Atualmente, o câncer de pele corresponde a quase 25% dos casos de câncer diagnosticados na população. Esse tumor se desenvolve através do crescimento anormal de determinadas células que fazem parte da pele e podem originar diferentes tipos de câncer, de menor ou maior gravidade.


Os principais sintomas da doença são o aparecimento de nódulos avermelhados ou em tonalidade escura na pele, que sangram com facilidade e se parecem com feridas que não se cicatrizam. Em muitos casos, o câncer de pele também se manifesta através de pintas ou manchas de aparência incomum que causam coceiras e sensações de incomodo na região.


Os fatores de risco que aumentam as chances de desenvolver esse tumor na pele são:


- Gênero e Idade


Segundo os médicos, a doença é mais comum nos homens do que nas mulheres, e costuma surgir principalmente após os cinquenta anos, pois quanto maior o tempo de vida, também é proporcionalmente maior o tempo em que a pele foi exposta ao sol.


- Histórico familiar da doença


Aqueles que possuem antecedentes na família de casos de câncer de pele possuem inevitavelmente mais chances de desenvolver a doença e devem realizar desde cedo consultas periódicas com um médico dermatologista.


- Características da pele


Pessoas com a pele mais clara, com muitas pintas e sardas pelo corpo, cuja pele apresenta queimaduras e vermelhidão ao permanecer exposta ao sol, possuem uma tendência maior de apresentarem a doença. Dessa forma, devem estar sempre atentos sobre o aparecimento de novas pintas e observar constantemente a coloração e o formato das mesmas.

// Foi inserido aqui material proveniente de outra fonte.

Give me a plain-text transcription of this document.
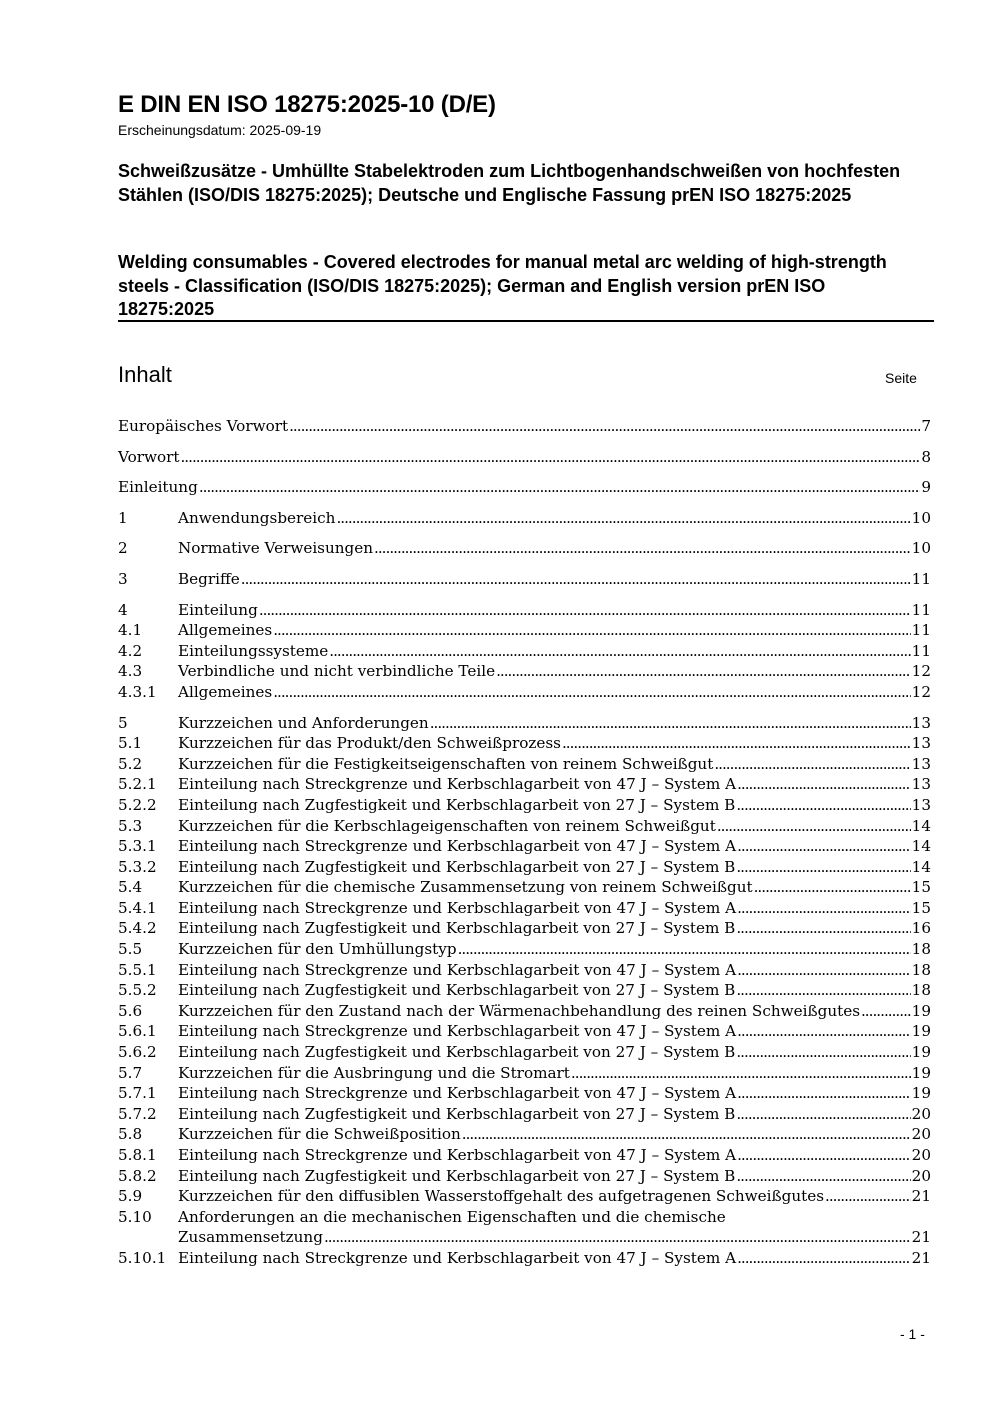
E DIN EN ISO 18275:2025-10 (D/E)
Erscheinungsdatum: 2025-09-19
Schweißzusätze - Umhüllte Stabelektroden zum Lichtbogenhandschweißen von hochfesten Stählen (ISO/DIS 18275:2025); Deutsche und Englische Fassung prEN ISO 18275:2025
Welding consumables - Covered electrodes for manual metal arc welding of high-strength steels - Classification (ISO/DIS 18275:2025); German and English version prEN ISO 18275:2025
Inhalt	Seite
Europäisches Vorwort .....	7
Vorwort .....	8
Einleitung .....	9
1	Anwendungsbereich .....	10
2	Normative Verweisungen .....	10
3	Begriffe .....	11
4	Einteilung .....	11
4.1	Allgemeines .....	11
4.2	Einteilungssysteme .....	11
4.3	Verbindliche und nicht verbindliche Teile .....	12
4.3.1	Allgemeines .....	12
5	Kurzzeichen und Anforderungen .....	13
5.1	Kurzzeichen für das Produkt/den Schweißprozess .....	13
5.2	Kurzzeichen für die Festigkeitseigenschaften von reinem Schweißgut .....	13
5.2.1	Einteilung nach Streckgrenze und Kerbschlagarbeit von 47 J – System A .....	13
5.2.2	Einteilung nach Zugfestigkeit und Kerbschlagarbeit von 27 J – System B .....	13
5.3	Kurzzeichen für die Kerbschlageigenschaften von reinem Schweißgut .....	14
5.3.1	Einteilung nach Streckgrenze und Kerbschlagarbeit von 47 J – System A .....	14
5.3.2	Einteilung nach Zugfestigkeit und Kerbschlagarbeit von 27 J – System B .....	14
5.4	Kurzzeichen für die chemische Zusammensetzung von reinem Schweißgut .....	15
5.4.1	Einteilung nach Streckgrenze und Kerbschlagarbeit von 47 J – System A .....	15
5.4.2	Einteilung nach Zugfestigkeit und Kerbschlagarbeit von 27 J – System B .....	16
5.5	Kurzzeichen für den Umhüllungstyp .....	18
5.5.1	Einteilung nach Streckgrenze und Kerbschlagarbeit von 47 J – System A .....	18
5.5.2	Einteilung nach Zugfestigkeit und Kerbschlagarbeit von 27 J – System B .....	18
5.6	Kurzzeichen für den Zustand nach der Wärmenachbehandlung des reinen Schweißgutes .....	19
5.6.1	Einteilung nach Streckgrenze und Kerbschlagarbeit von 47 J – System A .....	19
5.6.2	Einteilung nach Zugfestigkeit und Kerbschlagarbeit von 27 J – System B .....	19
5.7	Kurzzeichen für die Ausbringung und die Stromart .....	19
5.7.1	Einteilung nach Streckgrenze und Kerbschlagarbeit von 47 J – System A .....	19
5.7.2	Einteilung nach Zugfestigkeit und Kerbschlagarbeit von 27 J – System B .....	20
5.8	Kurzzeichen für die Schweißposition .....	20
5.8.1	Einteilung nach Streckgrenze und Kerbschlagarbeit von 47 J – System A .....	20
5.8.2	Einteilung nach Zugfestigkeit und Kerbschlagarbeit von 27 J – System B .....	20
5.9	Kurzzeichen für den diffusiblen Wasserstoffgehalt des aufgetragenen Schweißgutes .....	21
5.10	Anforderungen an die mechanischen Eigenschaften und die chemische
Zusammensetzung .....	21
5.10.1 Einteilung nach Streckgrenze und Kerbschlagarbeit von 47 J – System A .....	21
- 1 -
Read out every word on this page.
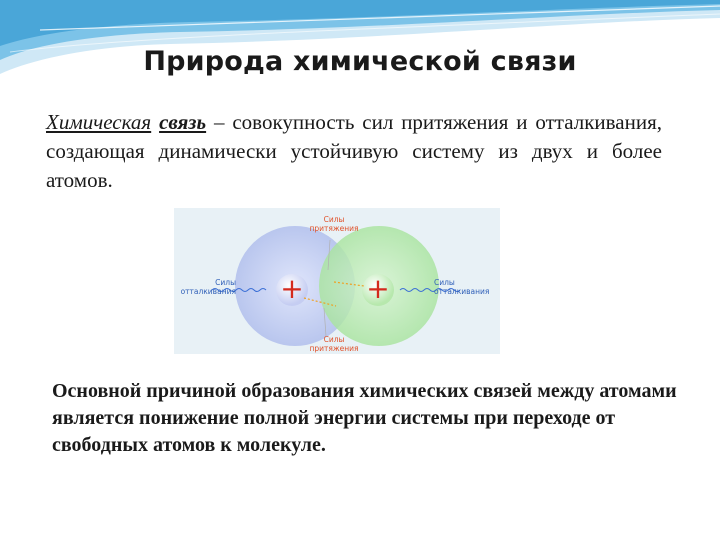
Природа химической связи
Химическая связь – совокупность сил притяжения и отталкивания, создающая динамически устойчивую систему из двух и более атомов.
+ +
Силы
притяжения
Силы
притяжения
Силы
отталкивания
Силы
отталкивания
Основной причиной образования химических связей между атомами является понижение полной энергии системы при переходе от свободных атомов к молекуле.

A prevenção contra a doença é bem simples, basta ter alguns cuidados com a exposição da pele ao sol, como por exemplo, usar diariamente protetor solar fator 30, evitar se expor a luz solar durante as horas em que os raios UVA e UVB estão mais intensos, que são das 10h da manhã até as 16h da tarde e não menos importante, observar com atenção se estão aparecendo novas pintas ou manchas que parecem diferentes do comum na pele.


Ir com frequência ao dermatologista e procurar acompanhamento médico também são formas de prevenir o câncer de pele, não apenas para aqueles que apresentam fatores de risco, mas para toda a população. Através de consultas periódicas com um especialista, é possível identificar os sinais da doença de forma precoce e, caso o paciente esteja com câncer, as chances de cura se tornam bem maiores quando o diagnóstico é feito rapidamente.